Need I say — but I will — that I have no way of knowing whether or not St. Paul was including parents in that category of “those in authority” whom he asked people to pray for? Maybe he had in mind only social or political authority, at least in this letter he wrote to Timothy. But I don’t think it would be unfair for us to extend the term to mothers and fathers, because they certainly do exercise authority, perhaps the most formative, influential and lasting of all.
Sometimes I discover quite accidentally that people I’ve known for a long time and whom I have thought to be happy and satisfied actually carry the terrible burden of being mother or father of children who are for one reason or another a profound disappointment to them. It may be because these sons and daughters have rejected the Catholic faith in which they were born and raised. It may be that their marriages have failed or that they have married in an unacceptable way. It may also be that they have adopted a style of life that seems contrary to traditional Christian teaching. Whatever the circumstances, it is a very heavy burden that they can neither escape nor deny. They pray quietly, sadly, and they wonder what helpful answer is possible even from God.
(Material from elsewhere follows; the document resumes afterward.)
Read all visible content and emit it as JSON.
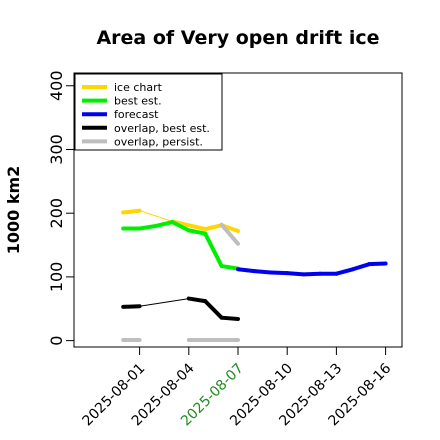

And so, we pray for them, that some measure of peace will return to their lives. We pray that they will come to know, first of all, that we love, honor and respect them for their conscientious efforts at being good parents. We hope that they will feel our understanding and compassion for whatever errors they have made in their life-long commitment to marriage and parenthood — especially as we confess to them that our own lives have been far from perfect, too.
We ask the Spirit of God to convince them that we appreciate the odds against them as they tried to be good parents in a world full of unprecedented forces that mock the Christian way of life. We pray also that they not judge too hastily or harshly the conscience and the motives of their disappointing children, who are required to follow that conscience even against the opposition of the church, their parents and all other authorities. The Spirit that presides over their lives is gentle and patient and persevering. The Spirit is the supreme agent of change.
We are not a community of confirmed saints; we are sinners, all of us, struggling to change our ways so as to resemble more the ways of Jesus. The church is at once beautiful as the Body of the living and risen Jesus and also deformed in the weaknesses of its members — including its highest leaders. It has to be a true home, a haven of security, for all. That’s why our great pope, Francis, keeps reminding us that the church is a very wide tent that has room for all who seek it and from which no one is ever to be turned away.
May those who exercise the authority of Christian parenthood not condemn themselves for their apparent failures. May they not envy those who seem to have done better than they have in raising their children. Instead, may they draw life and strength, peace and dignity, from the love of Jesus that comes to them in the love of us all, their brothers and sisters in his church.